Selon des observateurs, « Roger » savait qu’il était épinglé dans le rapport de l’Onu sur le pillage des ressources naturelles du Congo. C’est un secret de Polichinelle de souligner que des officiers d’un pays voisin bien connu « rodaient » dans les parages tout en lorgnant sur les ressources minières du coin.

Dans une interview accordée à « Congo Indépendant » en date du 22 avril 2014, Lumbala n’a pas nié son état d’ancien « chef rebelle ». Sur un ton empreint de fermeté, il ajouta: « Personne ne pourrait m’imputer des faits de guerre pour la simple raison que je n’ai jamais fait la guerre contre la République démocratique du Congo ». Le président du RCD-N ne s’est pas arrêté là! Il a mis au défi quiconque de « prouver le contraire ». Ses dénonciateurs, eux, l’impliquent dans une opérée armée dite « Effacer le tableau » au cours de laquelle 173 civils auraient été tués. C’était en octobre 2002 à Mambasa. Cette partie du partie du pays a un sous-sol qui recèle de l’or, du diamant et du coltan.

REACTIONS

Dans un communiqué daté du mardi 5 janvier, le docteur Denis Mukwege a salué l’interpellation du Président du RCD-N en soulignant que cette première inculpation est un premier pas dans le cadre du rapport Mapping. Il s’agit de ce Rapport rédigé par des experts des Nations Unis. Ceux-ci y répertorient les violations graves des droit Humains et du droit international commises au Congo-Kinshasa entre mars 1993 et juin 2003.

Le Prix Nobel de la Paix dit espérer que d’autres pays européens vont emboîter le pas à la France en diligentant « des procédures sur base de la compétence universelle pour des faits documentés dans le rapport Mapping » et en soutenant la démarche de l’Etat congolais « à initier un processus de justice transitionnelle pour garantir aux victimes leurs droits à la justice, à la vérité ».

Le Prix Nobel de la Paix Denis Mukwege

UNE JUSTICE INTERNATIONALE PARTIALE?

Homme politique plutôt fantasque et versatile, Roger Lumbala Tshitenga semble avoir un « talent » particulier pour se mettre dans le pétrin.

En septembre 2012, il est suspecté d’accointance avec le colonel John Tshibangu. Celui-ci venait d’entrer en dissidence. C’était au lendemain du lancement de la « rébellion » pro-rwandaise du M23. Ecœuré par « l’impassibilité » de « Joseph Kabila », Tshibangu accusait le chef de l’Etat d’alors d’être de connivence avec les « mutins ».

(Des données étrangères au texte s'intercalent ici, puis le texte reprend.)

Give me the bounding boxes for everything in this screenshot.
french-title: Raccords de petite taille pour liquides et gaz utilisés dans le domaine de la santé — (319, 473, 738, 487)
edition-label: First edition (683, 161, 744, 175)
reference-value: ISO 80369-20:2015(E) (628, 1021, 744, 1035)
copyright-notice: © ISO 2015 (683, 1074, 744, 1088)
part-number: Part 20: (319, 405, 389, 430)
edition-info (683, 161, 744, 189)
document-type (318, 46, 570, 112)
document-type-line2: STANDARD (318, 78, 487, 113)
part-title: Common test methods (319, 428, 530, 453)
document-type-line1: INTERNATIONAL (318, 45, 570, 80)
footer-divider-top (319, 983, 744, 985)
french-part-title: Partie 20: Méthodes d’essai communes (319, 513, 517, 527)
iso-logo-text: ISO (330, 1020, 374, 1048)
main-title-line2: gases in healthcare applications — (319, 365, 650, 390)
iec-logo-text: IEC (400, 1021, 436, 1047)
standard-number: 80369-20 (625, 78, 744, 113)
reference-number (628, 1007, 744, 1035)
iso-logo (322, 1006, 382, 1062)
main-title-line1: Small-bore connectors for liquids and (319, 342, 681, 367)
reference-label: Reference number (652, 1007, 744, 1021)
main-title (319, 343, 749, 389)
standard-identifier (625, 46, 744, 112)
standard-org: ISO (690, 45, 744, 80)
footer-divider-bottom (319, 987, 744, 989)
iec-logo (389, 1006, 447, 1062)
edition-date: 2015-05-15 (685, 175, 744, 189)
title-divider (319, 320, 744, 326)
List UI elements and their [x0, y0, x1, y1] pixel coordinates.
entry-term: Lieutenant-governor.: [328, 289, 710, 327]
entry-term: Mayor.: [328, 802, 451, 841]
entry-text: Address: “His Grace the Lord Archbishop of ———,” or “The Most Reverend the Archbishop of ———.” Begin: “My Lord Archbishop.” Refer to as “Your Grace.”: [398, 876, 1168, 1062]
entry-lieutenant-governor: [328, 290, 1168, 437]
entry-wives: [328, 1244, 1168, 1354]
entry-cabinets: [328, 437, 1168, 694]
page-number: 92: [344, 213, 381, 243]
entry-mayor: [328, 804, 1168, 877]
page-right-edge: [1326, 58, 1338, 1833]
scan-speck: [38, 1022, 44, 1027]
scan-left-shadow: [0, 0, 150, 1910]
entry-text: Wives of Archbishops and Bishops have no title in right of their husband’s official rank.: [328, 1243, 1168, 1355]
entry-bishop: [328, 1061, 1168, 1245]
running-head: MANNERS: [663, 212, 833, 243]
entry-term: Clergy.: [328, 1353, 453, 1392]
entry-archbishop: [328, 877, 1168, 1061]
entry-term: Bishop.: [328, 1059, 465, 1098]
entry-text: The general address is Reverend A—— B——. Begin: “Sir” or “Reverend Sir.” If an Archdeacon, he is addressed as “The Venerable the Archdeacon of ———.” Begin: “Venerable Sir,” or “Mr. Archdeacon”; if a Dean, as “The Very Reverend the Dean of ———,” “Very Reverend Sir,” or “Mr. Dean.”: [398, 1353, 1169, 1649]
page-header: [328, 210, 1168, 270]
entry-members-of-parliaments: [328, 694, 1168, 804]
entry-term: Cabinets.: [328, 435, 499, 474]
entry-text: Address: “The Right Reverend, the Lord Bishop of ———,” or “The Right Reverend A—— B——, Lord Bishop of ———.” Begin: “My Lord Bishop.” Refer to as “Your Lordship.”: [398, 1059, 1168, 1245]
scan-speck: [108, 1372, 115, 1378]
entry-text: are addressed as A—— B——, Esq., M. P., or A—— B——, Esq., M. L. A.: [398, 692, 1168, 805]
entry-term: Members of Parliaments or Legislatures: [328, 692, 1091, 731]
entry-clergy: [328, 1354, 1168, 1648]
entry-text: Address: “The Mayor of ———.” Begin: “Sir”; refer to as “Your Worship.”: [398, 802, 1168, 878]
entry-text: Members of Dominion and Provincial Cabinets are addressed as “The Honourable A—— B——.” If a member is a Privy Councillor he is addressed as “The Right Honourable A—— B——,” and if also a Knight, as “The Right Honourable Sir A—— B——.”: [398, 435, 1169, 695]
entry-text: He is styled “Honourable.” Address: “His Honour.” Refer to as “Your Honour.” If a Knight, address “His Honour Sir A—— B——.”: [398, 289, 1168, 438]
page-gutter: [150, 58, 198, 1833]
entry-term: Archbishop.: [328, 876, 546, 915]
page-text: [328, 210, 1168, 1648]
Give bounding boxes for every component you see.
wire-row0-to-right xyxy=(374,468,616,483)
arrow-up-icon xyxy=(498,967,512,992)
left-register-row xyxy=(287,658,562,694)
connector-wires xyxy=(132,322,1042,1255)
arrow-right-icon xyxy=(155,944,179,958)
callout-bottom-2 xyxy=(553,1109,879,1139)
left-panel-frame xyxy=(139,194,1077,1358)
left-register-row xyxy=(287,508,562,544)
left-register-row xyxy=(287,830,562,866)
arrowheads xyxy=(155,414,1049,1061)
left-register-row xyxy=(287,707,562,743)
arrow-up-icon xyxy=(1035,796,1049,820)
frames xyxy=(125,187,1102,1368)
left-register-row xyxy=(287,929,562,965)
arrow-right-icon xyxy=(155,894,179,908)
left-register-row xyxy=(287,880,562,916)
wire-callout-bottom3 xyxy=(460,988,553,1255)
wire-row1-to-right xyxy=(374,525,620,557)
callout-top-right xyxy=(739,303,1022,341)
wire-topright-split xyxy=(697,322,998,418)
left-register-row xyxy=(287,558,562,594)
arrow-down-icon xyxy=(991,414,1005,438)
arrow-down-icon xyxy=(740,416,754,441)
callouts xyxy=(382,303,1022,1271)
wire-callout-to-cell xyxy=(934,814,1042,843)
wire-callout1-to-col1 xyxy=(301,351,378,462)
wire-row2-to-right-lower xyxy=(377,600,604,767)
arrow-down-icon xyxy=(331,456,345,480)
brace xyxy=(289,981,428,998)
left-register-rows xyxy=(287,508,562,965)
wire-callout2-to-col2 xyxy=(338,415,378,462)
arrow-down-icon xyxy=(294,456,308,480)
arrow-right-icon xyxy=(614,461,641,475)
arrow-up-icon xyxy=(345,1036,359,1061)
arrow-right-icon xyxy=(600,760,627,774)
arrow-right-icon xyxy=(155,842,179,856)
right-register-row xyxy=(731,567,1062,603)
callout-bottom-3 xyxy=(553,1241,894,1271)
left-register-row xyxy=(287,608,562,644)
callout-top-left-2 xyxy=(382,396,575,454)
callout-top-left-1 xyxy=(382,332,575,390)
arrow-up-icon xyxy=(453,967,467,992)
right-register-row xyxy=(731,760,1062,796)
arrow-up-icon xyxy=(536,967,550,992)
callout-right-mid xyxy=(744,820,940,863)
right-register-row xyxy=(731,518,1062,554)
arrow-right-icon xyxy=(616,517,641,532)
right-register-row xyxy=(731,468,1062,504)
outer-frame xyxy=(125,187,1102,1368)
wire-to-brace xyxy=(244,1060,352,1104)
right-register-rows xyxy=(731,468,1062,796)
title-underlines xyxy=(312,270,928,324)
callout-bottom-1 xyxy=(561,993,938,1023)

En visite privée à Bujumbura fin août de cette même année, Lumbala, alors député national, est interpellé par les « services » burundais au moment où il allait prendre un vol à destination de Paris. Son passeport diplomatique est confisqué. Il regagne son hôtel. « Tuyauté » par des amis habitants Bujumbura, il apprend l’arrivée dans la ville de Kalev Mutond, le très redouté patron de l’ANR, Lumbala prend ses cliques et ses claques avant de se réfugier à l’ambassade sud-africaine. A Kinshasa, Lambert Mende, alors porte-parole du gouvernement l’accuse de « présomption de haute trahison ». Kalev échoue dans sa mission de prendre possession du « colis ». Grâce à la diplomatie française, Lumbala est exfiltré. Il embarque dans un avion à destination de Paris où il est réputé disposer d’une résidence.

Au mois de mai 2016, on apprenait que l’homme a été arrêté à Moscou dans une nébuleuse affaire. Après sa libération, il vient animer un point de presse à Bruxelles. Interrogé sur le motif de son arrestation, Lumbala lance en lingala: « J’ai été à Moscou pour acheter des pommes de terre ». L’assistance ne savait s’il fallait en rire ou en pleurer.

Tous ces faits ne peuvent éluder la présomption d’innocence dont bénéficie le prévenu Roger Lumbala. Osons espérer qu’il est poursuivi pour des faits matériels qui lui sont imputables et non simplement pour permettre à la justice internationale d’avoir bonne connaissance en se jetant à pieds joints sur des boucs émissaires.

A propos, en dehors de Bosco Ntaganda, la justice internationale ne ferait-elle pas preuve de partialité en s’acharnant sur des Congolais? A quand des poursuites à l’encontre des dirigeants politiques et des officiers ougandais et rwandais suspectés d’avoir commandité des crimes odieux dans les deux provinces du Kivu et dans l’Ituri? « Joseph Kabila » inclus.